How is cTMS thought to induce neuroplasticity and reduce pain? The primary motor cortex (M1) is directly implicated in modulating pain signals \[33\] through descending inhibitory control to thalamus \[34, 35\] and its connections with pain processing areas \[36\] including somatosensory \[37\] anterior cingulate cortex and prefrontal cortices \[38, 39\]. The analgesic effect of rTMS is suggested to occur by re-establishing both intracortical inhibition \[40\], GABAergic inhibition \[41, 43\], and descending inhibitory control \[34, 35\]. cTMS may more readily activate and cause change in the circuits projecting to these areas. Specifically, monophasic pulses delivered with repetitive cTMS produce larger and more long-lasting changes in cortical excitability \[29\] and greater depths of inhibition compared to traditional biphasic rTMS \[30\]. Monophasic pulses also produce more reliable cortical responses in cortical excitability, intracortical and GABAergic inhibition \[44\]. These findings have been suggested to occur as a result of the uniform pattern of cortical activation from monophasic pulses. Monophasic pulses produce greater global mean field power (GMFP) measured through electroencephalography (EEG) compared to biphasic \[31\]. Specifically, biphasic pulses may activate populations of both excitatory and inhibitory neurons which may dampen the overall effects of the stimulation protocol \[29\]. Taken together, cTMS may facilitate a greater propensity for change in these circuits and ultimately pain relief when applied to individuals with NP. The specific aims of this study in pDN are to:
1. Investigate the effects of a 10-day cTMS intervention on pain symptoms. The investigators hypothesize that cTMS will produce analgesic relief that will be associated with changes in neuroplasticity and somatosensory function compared to sham.

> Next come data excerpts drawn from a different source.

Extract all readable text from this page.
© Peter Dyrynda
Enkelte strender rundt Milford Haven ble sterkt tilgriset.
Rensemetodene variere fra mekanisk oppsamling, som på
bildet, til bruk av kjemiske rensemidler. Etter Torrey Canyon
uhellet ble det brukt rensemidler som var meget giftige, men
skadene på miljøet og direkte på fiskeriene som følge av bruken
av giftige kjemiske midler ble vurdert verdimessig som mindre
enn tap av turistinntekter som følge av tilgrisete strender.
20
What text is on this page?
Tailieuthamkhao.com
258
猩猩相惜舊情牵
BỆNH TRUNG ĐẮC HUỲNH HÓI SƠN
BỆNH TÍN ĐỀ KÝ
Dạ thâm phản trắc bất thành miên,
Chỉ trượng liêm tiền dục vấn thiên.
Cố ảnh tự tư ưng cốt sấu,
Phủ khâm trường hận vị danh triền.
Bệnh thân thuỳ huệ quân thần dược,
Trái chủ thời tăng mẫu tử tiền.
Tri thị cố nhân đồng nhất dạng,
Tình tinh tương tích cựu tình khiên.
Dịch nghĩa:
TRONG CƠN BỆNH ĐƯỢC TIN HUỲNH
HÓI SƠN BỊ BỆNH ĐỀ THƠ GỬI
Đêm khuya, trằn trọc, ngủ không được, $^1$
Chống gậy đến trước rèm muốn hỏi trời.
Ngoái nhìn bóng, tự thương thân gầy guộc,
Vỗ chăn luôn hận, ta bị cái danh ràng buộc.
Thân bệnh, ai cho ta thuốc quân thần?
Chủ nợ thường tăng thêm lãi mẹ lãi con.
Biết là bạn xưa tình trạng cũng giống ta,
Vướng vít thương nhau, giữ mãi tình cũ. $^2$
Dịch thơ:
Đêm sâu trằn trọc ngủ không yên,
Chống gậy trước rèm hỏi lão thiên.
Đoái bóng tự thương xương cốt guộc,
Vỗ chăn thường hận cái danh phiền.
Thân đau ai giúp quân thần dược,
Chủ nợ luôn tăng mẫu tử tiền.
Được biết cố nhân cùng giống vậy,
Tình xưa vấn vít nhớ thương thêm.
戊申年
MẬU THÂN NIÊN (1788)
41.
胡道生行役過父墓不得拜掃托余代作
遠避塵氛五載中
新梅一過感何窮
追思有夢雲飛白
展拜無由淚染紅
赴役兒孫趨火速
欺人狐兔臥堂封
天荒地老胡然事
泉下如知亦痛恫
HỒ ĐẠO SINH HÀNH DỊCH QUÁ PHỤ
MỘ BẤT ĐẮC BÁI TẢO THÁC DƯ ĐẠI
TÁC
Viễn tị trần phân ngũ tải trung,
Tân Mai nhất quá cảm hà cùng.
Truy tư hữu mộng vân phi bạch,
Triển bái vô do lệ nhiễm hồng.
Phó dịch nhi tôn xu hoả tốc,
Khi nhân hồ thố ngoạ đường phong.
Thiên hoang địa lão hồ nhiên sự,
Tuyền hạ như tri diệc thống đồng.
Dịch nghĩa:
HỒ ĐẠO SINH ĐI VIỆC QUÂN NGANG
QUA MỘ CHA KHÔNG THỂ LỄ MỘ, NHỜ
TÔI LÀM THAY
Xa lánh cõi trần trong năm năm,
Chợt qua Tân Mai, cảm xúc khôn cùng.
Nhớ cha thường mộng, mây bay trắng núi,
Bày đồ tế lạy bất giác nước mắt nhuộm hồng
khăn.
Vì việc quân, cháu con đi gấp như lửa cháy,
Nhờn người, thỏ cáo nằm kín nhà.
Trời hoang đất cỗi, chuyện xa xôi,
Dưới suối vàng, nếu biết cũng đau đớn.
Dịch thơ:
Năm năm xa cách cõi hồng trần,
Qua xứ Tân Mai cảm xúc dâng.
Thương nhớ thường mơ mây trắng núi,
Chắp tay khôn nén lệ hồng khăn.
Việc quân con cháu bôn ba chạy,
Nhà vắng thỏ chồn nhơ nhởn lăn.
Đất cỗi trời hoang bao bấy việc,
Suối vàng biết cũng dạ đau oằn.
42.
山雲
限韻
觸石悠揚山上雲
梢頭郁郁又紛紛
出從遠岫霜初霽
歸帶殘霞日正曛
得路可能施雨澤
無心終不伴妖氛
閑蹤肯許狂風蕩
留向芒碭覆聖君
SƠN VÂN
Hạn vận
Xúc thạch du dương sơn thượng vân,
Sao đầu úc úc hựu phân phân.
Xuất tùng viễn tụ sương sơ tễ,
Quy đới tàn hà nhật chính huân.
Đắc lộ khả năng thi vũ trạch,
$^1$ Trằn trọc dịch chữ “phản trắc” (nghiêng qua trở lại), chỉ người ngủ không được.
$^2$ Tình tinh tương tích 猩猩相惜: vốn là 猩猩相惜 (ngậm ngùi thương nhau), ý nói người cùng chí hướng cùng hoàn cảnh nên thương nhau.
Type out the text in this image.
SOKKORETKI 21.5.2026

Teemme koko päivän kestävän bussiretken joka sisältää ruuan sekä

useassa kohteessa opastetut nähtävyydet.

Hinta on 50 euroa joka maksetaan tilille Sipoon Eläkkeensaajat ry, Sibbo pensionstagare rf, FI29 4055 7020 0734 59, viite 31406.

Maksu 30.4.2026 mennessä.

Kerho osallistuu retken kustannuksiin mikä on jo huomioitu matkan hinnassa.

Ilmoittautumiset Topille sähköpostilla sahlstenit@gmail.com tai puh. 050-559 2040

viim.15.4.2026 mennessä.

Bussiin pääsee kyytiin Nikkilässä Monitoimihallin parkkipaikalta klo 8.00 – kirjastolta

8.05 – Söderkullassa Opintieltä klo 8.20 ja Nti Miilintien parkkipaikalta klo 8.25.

Importantly, the effect of real and sham cTMS will be explored within individuals.
2. To explore the feasibility of the 10-day cTMS intervention. This will inform the utility of cTMS interventions in future treatments studies. In addition, the patient perceived change from the intervention will be assessed to improve the patient experience for future studies.
3. To assess the effects of the 10-day cTMS intervention on neurophysiology and somatosensory function. It is hypothesized that cTMS will produce neuromodulatory effects associated with increased cortical excitability, GABAergic inhibition, neuroplasticity, and improve somatosensory function compared to sham.